My college roommate, Kurt Shaw, has spent the last few years of his life working with street kids in Latin America. He’s the director of the Shine a Light Foundation, an organization that helps coordinate the work of grassroots organizations in Central and South America that work with street kids. Shine a Light documents the techniques organizations are using, translates them into English, Spanish and Portuguese, and has been producing a set of training DVDs to help new grassroots organizations learn from established ones.
For the past few months, Kurt’s been living in Recife, Brazil and spending a lot of time with an amazing organization – Pé no Chão – “Feet in the Dirt”. Pé no Chão’s model focuses on helping kids express themselves, through breakdancing, capoiera, grafitti, beats and MC’ing. The kids in question live, play and sleep on the streets – Pé no Chão is able to help some of these kids navigate a world that features drug addiction, gang violence and AIDS, issues these kids cope with at a time of their lives when other children are in elementary school.

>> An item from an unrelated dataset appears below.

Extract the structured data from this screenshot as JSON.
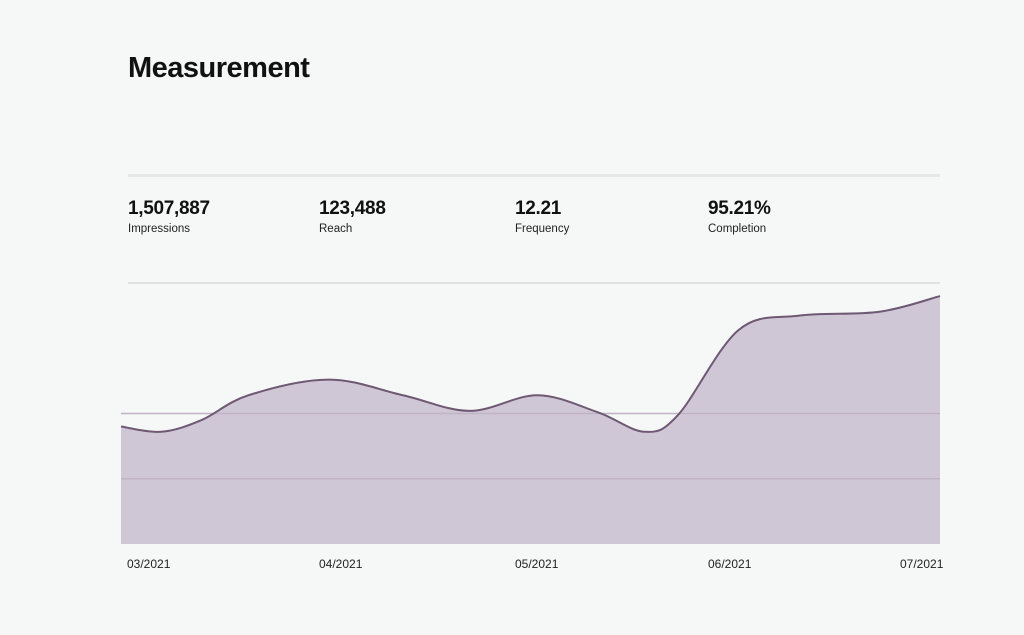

Working with Shine A Light, Pé no Chão took on an amazing project – helping street kids in Recife record a CD with the assistance of local composer and activist, DJ Big. The CD, “Ciudad de Rima” (City of Rhyme), will be released soon, but all the tracks are available for download – or for remix! – under a Creative Commons Attribution license from the Shine A Light website.

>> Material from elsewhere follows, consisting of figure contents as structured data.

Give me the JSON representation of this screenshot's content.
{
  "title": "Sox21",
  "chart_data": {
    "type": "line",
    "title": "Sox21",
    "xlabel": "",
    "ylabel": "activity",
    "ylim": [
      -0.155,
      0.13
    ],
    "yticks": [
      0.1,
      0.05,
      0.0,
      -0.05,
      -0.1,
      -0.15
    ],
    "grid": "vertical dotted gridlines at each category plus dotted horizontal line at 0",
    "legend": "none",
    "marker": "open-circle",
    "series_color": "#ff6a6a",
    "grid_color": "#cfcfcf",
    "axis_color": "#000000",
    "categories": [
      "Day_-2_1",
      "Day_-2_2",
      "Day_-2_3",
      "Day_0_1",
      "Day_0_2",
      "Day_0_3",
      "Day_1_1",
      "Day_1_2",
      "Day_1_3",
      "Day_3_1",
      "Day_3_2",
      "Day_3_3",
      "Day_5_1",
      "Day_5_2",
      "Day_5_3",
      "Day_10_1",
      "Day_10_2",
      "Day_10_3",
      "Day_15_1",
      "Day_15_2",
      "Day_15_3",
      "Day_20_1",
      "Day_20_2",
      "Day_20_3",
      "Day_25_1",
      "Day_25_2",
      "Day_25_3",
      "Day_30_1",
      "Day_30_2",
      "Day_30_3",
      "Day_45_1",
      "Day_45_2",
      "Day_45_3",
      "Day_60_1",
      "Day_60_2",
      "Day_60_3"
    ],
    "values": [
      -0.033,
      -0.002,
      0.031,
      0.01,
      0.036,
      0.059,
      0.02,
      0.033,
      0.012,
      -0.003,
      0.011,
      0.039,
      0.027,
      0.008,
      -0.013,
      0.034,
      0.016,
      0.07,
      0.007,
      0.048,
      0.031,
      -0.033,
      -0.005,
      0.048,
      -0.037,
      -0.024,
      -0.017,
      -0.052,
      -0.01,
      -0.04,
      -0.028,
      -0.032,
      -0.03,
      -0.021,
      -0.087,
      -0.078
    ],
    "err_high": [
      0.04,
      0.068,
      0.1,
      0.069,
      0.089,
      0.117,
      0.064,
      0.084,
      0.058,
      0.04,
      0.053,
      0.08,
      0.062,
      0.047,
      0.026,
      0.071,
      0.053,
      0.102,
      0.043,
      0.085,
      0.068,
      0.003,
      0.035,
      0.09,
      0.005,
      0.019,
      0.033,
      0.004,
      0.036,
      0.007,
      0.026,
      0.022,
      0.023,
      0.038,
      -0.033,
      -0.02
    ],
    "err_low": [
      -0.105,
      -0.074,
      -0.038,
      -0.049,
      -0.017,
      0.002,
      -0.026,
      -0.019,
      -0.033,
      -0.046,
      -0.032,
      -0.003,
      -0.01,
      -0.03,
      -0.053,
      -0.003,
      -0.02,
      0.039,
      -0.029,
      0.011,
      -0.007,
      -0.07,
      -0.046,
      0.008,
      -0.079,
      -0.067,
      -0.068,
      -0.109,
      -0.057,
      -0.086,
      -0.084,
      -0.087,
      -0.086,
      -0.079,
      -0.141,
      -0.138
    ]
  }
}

The chance to perform for an audience of 3,000 was an amazing opportunity for the kids… and for the community to see what these kids were capable of. But the music’s got legs beyond a public performance. As Kurt notes:
The applause was great, the mothers cried, DJ Big finally relaxed… but the most amazing thing is this: a couple of days later, I went to the Brasilian Social Forum, where a couple of the same kids were going to give a breakdancing workshop to the left wing activists who attend such events. As everything was warming up, DJ Big put Ocado’s “Living in the Favela Ain’t Easy” on the sound system. People tapped their feet, passers-by stopped… but most amazing of all, some black kids whom I had never seen before stood in the back of the crowd, singing every word. Not just the chorus: every word. Within three days of the concert, a fourteen year old kid’s lyrics had become something that people memorize, use to understand their own lives.

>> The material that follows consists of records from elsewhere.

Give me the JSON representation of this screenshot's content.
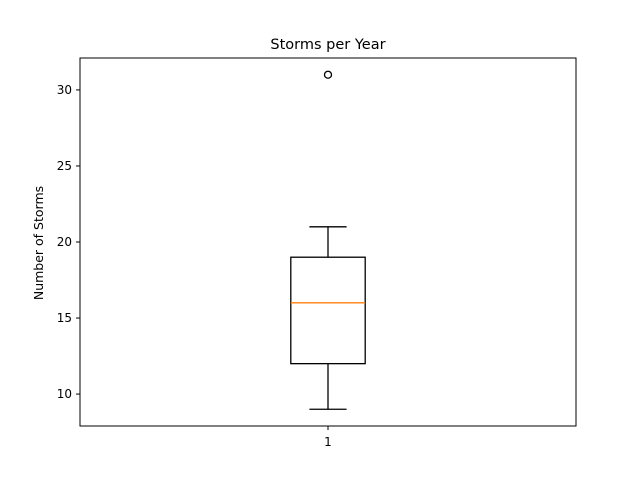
{
  "chart_data": {
    "type": "boxplot",
    "title": "Storms per Year",
    "xlabel": "",
    "ylabel": "Number of Storms",
    "categories": [
      "1"
    ],
    "ylim": [
      7.9,
      32.1
    ],
    "yticks": [
      10,
      15,
      20,
      25,
      30
    ],
    "boxes": [
      {
        "label": "1",
        "whisker_low": 9,
        "q1": 12,
        "median": 16,
        "q3": 19,
        "whisker_high": 21,
        "outliers": [
          31
        ]
      }
    ],
    "grid": false,
    "colors": {
      "box": "#000000",
      "median": "#ff7f0e",
      "outlier": "#000000"
    }
  }
}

Chuck D. famously claimed that rap music was “the black CNN”, the way the African American community pointed to the issues they cared about. As hip hop culture goes global, rap is becoming the voice of a generation around the world, from Brazil to Palestine. Listening to these kids rhyme, I find myself wondering how we can reconfigure Global Voices so we’re pointing to the whole world of citizen’s media, not just bloggers and journalists, but rappers as well.
Please check these tracks out. Download them, pass them around, remix them, play them – these are kids who deserve to be heard.